Final Exam: Due by 11:59 PM EST Wednesday December 15, 2021¶
This is a group exam. You can and should work with your MSBA groups.
When you are finished, you will submit two objects to eLC:
Written pdf Report.
Treat the "report" as your main deliverable to executive management. These executives are smart but are non-technical and have little to no experience with machine learning. Your report needs to communicate your results and recommendations in a clear and intuitive way. A good lithmus test is that you should be able to communicate the "big ideas" to other people in your lives (eg, signficant others, parents, non-technical friends).

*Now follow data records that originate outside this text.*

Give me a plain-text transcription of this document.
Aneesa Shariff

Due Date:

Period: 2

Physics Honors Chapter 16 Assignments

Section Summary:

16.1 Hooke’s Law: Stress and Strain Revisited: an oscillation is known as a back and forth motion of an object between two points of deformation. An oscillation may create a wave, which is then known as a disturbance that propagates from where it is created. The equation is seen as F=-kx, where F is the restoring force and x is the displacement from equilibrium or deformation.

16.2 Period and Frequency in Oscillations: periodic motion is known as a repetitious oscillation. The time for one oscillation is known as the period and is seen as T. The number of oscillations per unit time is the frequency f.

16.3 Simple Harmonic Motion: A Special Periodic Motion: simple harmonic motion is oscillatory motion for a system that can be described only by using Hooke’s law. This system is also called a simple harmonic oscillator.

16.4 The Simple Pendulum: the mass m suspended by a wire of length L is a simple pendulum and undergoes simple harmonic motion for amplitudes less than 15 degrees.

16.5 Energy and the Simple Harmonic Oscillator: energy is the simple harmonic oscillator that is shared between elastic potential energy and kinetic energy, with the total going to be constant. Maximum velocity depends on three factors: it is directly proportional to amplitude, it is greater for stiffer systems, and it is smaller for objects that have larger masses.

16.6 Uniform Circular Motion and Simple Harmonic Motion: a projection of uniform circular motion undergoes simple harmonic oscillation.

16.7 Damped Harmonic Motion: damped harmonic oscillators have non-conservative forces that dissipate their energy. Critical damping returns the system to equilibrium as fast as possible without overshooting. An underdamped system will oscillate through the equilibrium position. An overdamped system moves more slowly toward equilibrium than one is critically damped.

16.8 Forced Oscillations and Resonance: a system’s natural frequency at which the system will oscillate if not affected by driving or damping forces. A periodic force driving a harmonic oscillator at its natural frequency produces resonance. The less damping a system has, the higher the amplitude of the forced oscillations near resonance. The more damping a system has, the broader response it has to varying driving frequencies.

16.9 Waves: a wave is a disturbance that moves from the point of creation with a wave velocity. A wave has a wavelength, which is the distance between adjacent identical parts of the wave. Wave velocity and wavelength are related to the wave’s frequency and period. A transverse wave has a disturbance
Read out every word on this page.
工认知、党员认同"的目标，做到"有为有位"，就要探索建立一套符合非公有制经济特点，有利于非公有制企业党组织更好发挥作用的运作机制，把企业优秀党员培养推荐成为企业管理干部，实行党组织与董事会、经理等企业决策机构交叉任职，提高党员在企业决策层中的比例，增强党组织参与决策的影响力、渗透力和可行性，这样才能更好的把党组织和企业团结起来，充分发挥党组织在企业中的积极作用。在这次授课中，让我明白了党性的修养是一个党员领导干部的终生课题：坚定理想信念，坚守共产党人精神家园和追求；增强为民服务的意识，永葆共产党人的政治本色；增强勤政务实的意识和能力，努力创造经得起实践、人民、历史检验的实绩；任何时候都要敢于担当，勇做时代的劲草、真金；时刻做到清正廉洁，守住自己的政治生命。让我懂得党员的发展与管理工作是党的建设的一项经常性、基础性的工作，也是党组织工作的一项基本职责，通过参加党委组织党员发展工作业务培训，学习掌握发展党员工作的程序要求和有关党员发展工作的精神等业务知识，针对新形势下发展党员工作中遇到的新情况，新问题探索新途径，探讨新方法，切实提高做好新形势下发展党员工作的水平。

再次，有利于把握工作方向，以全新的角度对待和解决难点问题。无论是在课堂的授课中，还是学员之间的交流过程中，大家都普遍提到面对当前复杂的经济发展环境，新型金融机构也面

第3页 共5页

Your analysis should be professional: i.e., well-written, clear, and concise. Figures should be incorporated in your analysis. Save your report as a pdf ("File/Save As Adobe PDF") with the naming convention 'Report_[insert last names]'. For example, ''Report_Thurk.pdf'.
To provide some structure, your report should include the following sections:
- Executive Summary: Provide a concise description of the problem, your solution methodology, why it works, and the answer.
- Data Description: Describe the data. Provide important figures to demonstrate key variation. The figures should look nice and professional. See the lecture on effective visualization for suggestions. Be sure to include a concise description of the figures and how the variation they depict will be important inputs in the model and eventually affect the model's results..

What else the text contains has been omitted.